We now have 3 tests for this method, covering a few possible input values. Awesome. Maybe...

Now let's say a developer picks up a bug ticket from QA: "For an account number of length X, the account mask should show X - 4 asterisks and the last 4 digits of the account number. Right now it always shows 8 asterisks. For example, a 14 digit account number should have 10 asterisks."

So the developer decides to do TDD and write a test, but he or she notices the test that's already there. Now the quick thing to do would be to assume that the QA ticket is right and update the existing test. But that's not the responsible thing to do. If a test is there, indicating that a 14 digit account number should have 8 asterisks, somebody must have desired that behavior. Before changing the test and the code, the developer should find out who wrote the test. Does somebody else think it should be 8 asterisks? Does one part of the application always want 8, while another wants 10?

When faced with untested code, there are 3 approaches you can take, and all of them have drawbacks.

(1) Thoroughly test the method.
Advantage: the method is now well tested.
Disadvantage: it may lead future developers astray by making something coincidental seem intentional.

(2) Do the minimal amount of testing to cover the method.
Advantage: the method has some basic tests for it.
Disadvantage: you're focused on the wrong goal. You should strive for well tested code, not 100% code coverage. There's a big difference.

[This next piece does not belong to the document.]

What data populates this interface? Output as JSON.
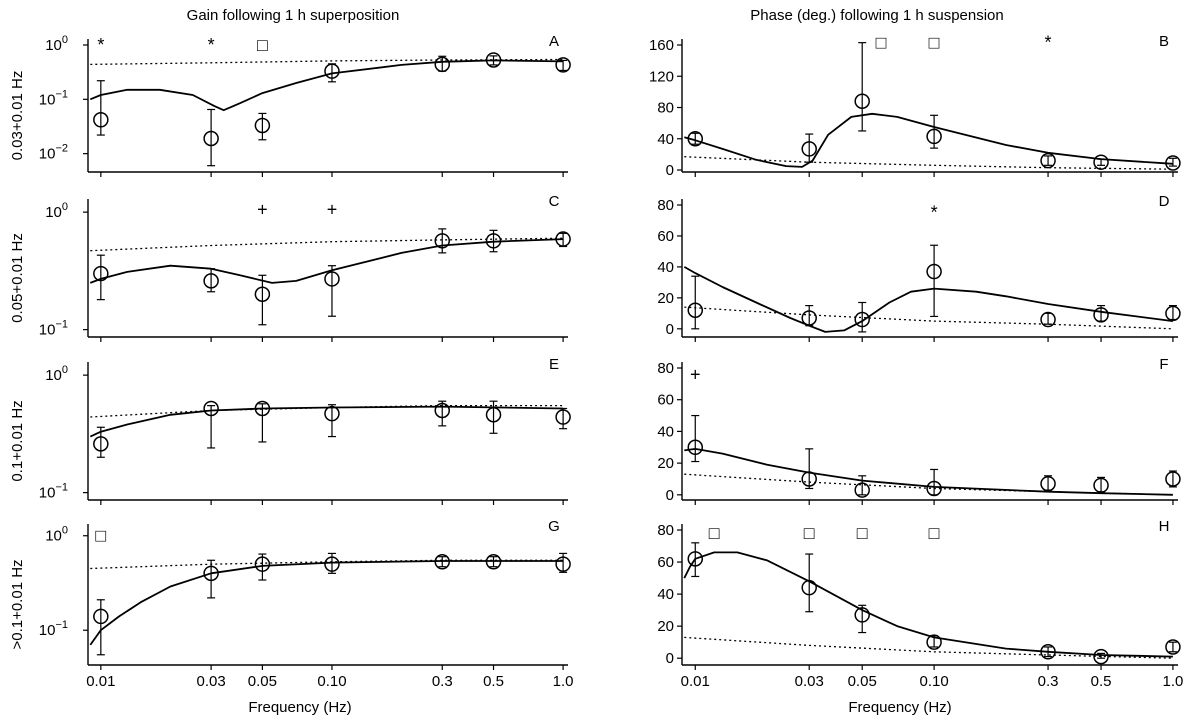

(3) Don't test it until you can verify the requirements. Then thoroughly test it.
Advantage: avoiding the disadvantages of options 1 and 2.
Disadvantage: verifying the requirements can be time consuming, and until you do, you have untested code.

If the requirements aren't clear, in my opinion, it's a tough choice. The best option is to avoid all 3 by being disciplined with testing. But honestly, I'd lean towards not testing the method. If a developer comes across a bug in the untested method, then he/she should write a test for that bug. Working on the bug also provides a good opportunity to ask questions about the requirements. If a developer needs to change the method due to a new requirement, then he/she should write a test for the change. If a developer wants to refactor the method and wants to be sure that his refactoring doesn't break anything, he might want to reconsider. Yes, poor test coverage inhibits refactoring.

Essentially, what I'm saying is that trying to increase test coverage by looking for untested code and writing tests for it may be harmful due to the disadvantages listed under approaches #1 and #2.

Keep in mind that tests can never guarantee correct requirements were implemented. But if you see a test that says 1 + 1 should be 3, you shouldn't change it until you find out more about why it's that way. Similarly, 100% coverage never guarantees that the code is well tested. But doing the minimum amount of effort to cover code makes the team less confident in the tests. I'd rather have 90% coverage, and feel that the 90% is a solid, well tested, 90%, than have 100% but feel that most of the code isn't well tested.